Matt Fitch, Coi's New Somm Passes the Pairing Test
A sommelier's job includes many things—buying wine, maintaining the list, training the staff—but the most visible of these is his or her wine-pairings menu. The wine pairings are the chance for the sommelier to demonstrate his or her ability to compliment the chef's food without getting in the way and bring both dish and wine to a new level, where the combination is greater than the sum of the parts.
Coi's departed partner and wine director, Paul Einbund, was a master—an innovator and trend-setter. So I was curious to see how new sommelier Matt Fitch (who we featured in last month's 7x7's page on 4-star wine bargains) would uphold the standard set by his predecessor. The answer? Very well, indeed.
I was there last Saturday, when chef-owner Daniel Patterson had given over the kitchen to chef Stuart Brioza and pastry chef Nicole Krasinski, formerly of Rubicon. Fitch had, coincidentally, worked with those two, as his wine job immediately prior to Coi was as the assistant somm at Rubicon. So it was natural to expect a certain familiarity with Brioza's cooking.
So here's what he laid on us.
Dish: Spring Herb Bouillon poured over creamy dumplings with sprigs of fresh green herbs (parsley, fennel fronds).
Wine: Domaine Leflaive Macon-Verze 2006.
Pairing: A good, but not great pairing. I thought the oakiness of the wine and the slightly buttery character of the Chardonnay clashed a bit with the fresh green herbs and the bouillon. In his defense, the wine Fitch intended for the pairing was not delivered as scheduled.
Dish: Geoduck Clam marinated with bonito and piccolo basil, with new harvest potatos and potato foam.
Wine: Schloss Shonborn Riesling, "Hattenheim Nussbrunnen" Kabinett 1997.
Pairing: Excellent. The Riesling provided a dose of bracing acidity to what were some rich potatos and an almost mayonnaise like foam. But its clarity also was a perfect mirror for the pure, clean flavors of the clam.
Dish: Porcini mushrooms with baby greens, duck neck and liver jus and a hint of curry.
Wine: Tandem Pinot Noir, Ven Der Kamp vineyard, Sonoma Mountain, 2006.
Pairing: Lovely. The Tandem is a sophisticated Sonoma Pinot—restrained in its fruitiness, which made it great with the fresh porcinis. The wine's earthiness and spice played very nicely with the gamy livers and curry.
Dish: Suckling 'Porco Montes,' braised tender onions, artichoes and favas with various cuts of pig.

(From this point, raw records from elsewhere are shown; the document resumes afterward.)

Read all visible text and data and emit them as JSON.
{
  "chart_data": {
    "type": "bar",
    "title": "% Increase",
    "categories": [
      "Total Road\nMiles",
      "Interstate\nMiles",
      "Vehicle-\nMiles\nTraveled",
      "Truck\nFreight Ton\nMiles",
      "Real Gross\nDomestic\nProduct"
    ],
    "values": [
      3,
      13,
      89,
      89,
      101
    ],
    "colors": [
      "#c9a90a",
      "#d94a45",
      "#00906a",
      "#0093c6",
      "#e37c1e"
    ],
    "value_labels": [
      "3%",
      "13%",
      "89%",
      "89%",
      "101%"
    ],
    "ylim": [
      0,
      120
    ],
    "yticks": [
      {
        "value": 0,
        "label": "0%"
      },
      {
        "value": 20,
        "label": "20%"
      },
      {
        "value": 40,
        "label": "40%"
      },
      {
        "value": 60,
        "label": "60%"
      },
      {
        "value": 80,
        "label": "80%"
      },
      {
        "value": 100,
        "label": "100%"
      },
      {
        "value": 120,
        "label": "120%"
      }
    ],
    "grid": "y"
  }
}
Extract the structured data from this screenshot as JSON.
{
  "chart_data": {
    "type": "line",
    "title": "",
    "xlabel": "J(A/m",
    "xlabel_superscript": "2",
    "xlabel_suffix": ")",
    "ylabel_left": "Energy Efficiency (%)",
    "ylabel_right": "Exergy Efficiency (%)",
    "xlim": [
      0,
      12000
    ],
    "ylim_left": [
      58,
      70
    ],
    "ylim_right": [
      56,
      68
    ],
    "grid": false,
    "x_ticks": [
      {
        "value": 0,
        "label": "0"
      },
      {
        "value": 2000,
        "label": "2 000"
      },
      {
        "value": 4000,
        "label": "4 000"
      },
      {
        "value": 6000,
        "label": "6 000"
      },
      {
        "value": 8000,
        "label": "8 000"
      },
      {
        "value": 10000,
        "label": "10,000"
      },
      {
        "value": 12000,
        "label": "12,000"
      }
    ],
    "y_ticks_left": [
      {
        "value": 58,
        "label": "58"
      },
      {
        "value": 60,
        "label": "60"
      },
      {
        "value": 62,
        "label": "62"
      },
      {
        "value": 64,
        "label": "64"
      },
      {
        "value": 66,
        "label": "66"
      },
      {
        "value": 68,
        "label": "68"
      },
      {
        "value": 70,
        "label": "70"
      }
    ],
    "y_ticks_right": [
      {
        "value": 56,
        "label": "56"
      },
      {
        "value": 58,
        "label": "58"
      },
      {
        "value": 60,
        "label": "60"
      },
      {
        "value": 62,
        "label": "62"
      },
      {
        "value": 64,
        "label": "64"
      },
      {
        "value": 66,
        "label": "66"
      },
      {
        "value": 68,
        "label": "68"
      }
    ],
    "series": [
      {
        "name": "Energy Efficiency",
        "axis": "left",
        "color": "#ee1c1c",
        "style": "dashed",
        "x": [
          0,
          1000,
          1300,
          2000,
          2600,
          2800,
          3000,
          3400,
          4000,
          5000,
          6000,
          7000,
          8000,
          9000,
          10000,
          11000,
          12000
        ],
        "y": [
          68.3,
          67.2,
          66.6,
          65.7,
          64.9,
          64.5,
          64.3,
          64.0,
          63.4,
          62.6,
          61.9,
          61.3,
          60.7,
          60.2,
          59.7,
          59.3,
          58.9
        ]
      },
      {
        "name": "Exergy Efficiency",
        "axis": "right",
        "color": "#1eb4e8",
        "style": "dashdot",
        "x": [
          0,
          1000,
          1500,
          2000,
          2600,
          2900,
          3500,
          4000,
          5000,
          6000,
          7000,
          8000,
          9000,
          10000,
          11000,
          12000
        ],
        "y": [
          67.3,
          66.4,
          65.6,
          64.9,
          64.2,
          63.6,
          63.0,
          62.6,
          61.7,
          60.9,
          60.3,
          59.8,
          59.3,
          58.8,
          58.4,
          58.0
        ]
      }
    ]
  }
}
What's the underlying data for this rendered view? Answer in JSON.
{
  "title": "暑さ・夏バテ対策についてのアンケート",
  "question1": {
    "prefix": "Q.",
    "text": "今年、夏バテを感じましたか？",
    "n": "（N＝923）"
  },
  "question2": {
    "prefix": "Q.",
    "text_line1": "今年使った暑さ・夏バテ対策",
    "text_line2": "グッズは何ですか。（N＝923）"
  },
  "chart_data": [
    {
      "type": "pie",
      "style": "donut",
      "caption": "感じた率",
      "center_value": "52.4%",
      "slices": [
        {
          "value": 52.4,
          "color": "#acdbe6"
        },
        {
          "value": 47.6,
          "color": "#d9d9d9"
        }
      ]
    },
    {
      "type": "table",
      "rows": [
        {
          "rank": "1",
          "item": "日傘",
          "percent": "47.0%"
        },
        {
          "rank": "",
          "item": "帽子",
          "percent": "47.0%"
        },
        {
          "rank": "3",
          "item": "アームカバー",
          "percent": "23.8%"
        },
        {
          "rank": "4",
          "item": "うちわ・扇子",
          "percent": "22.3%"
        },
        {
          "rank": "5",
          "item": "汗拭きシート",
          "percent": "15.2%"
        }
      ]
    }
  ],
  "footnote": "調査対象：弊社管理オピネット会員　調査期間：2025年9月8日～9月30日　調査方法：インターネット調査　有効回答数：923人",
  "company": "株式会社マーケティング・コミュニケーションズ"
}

Wine: Bernard Burgaud Cote Rotie, Northern Rhone, France 2002.
Pairing: Inspired. 2002 was a famously wet and bad vintage in the Rhone, yet many of the wines from the northern part of the region have turned out to be quite lovely. Kudos to Fitch for knowing this. The light syrah-based wine was graceful and perfectly textured for the pork, and the wine's exotic spice notes went perfectly with the scattered sesame-like seeds and spices Brioza sprinkled over the dish.
Dish: Bittersweet chocolate and flowering thyme croquettes with cocoa nib sabayon and berries.
Wine: Bodegas Toro Albala Pedro Ximenez, Montillla Moriles, Spain 1979.
Pairing: Delicious. Krasinski's dark chocolate fried wontons went great with the syrupy Spanish dessert wine. But the hints of orange zest, molasses and allspice in the wine made great partners with the berries and thyme.
Overall, Fitch did a great job. I wouldn't hesitate to order the wine pairing menu (this one was $65 to go with the $85 menu) at Coi with him in charge. I'm just looking forward to going back to see what he does with Daniel Patterson's food.